Member of Parliament
- In office 5 January 2014 – 2019

Personal details
- Born: 25 December 1985 (age 40) Patuakhali District, Bangladesh
- Party: Bangladesh Awami League

= Lutfun Nesa =

Bangladeshi politician

Lutfun Nesa (লুৎফুন নেছা) is a Bangladesh Awami League politician and the former Member of Parliament from Reserve seat-14 of Patuakhali District.

==Early life==
Nesa was born on 25 December 1985. She studied up to class eight and is a resident of Patuakhali District.

==Career==
Nesa was nominated to contest the Reserve Seat-14 for women of the Bangladesh Parliament on 5 January 2014. She, along with 48 out of 50 women candidates from reserve seats, were elected unopposed after the main opposition party, Bangladesh Nationalist Party, boycotted the election.
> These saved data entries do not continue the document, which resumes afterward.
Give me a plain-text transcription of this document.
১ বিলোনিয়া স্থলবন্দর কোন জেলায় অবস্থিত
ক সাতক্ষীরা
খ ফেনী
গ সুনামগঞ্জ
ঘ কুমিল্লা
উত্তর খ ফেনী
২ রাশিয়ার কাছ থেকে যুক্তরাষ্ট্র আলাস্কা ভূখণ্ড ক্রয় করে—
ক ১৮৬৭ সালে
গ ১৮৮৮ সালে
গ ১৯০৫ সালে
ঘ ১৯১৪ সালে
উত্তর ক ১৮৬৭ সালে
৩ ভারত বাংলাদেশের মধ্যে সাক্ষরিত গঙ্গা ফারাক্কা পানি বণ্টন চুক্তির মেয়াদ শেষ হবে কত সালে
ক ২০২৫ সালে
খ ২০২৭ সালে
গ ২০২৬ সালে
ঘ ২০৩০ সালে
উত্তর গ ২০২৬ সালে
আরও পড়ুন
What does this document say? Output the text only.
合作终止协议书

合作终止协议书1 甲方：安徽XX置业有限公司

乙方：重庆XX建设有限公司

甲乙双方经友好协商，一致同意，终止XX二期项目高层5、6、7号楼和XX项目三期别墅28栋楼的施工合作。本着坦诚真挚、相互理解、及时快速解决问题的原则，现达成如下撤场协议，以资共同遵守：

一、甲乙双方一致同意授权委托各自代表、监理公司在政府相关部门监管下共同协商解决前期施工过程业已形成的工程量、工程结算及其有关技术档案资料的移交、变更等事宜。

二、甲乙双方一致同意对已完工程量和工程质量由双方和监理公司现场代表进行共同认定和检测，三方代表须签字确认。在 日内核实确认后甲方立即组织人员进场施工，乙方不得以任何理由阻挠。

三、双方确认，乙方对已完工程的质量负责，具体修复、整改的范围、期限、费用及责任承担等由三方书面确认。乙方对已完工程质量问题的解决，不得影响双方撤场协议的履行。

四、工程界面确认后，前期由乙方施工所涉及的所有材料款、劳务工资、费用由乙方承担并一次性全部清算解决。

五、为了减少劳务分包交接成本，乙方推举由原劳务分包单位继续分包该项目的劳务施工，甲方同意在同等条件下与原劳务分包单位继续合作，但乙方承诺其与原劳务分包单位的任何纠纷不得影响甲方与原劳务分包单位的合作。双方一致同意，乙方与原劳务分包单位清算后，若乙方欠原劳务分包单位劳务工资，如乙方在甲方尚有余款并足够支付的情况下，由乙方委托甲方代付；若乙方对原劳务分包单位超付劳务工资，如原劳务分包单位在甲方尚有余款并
According to a report by the Prothom Alo, her husband, Sultan Ahmed Mridha, is involved in land grabbing in Patuakhali. His alleged land grabbing increased after Nesa became a Member of Parliament in 2014. He is a former leader of Bangladesh Nationalist Party and present member of Bangladesh Awami League. He had served as the chairman of Patuakhali municipality. According to the report he built a brick kiln on grabbed land. Nesa and her husband filed a defamation case against the editor of Bangladesh Pratidin, Naem Nizam, and Staff reporter of Bangladesh Pratidin, Ruhul Amin Russel for writing about the alleged corruption by Nesa and her husband on 21 December 2017. In the case they demanded 100 million taka in compensation.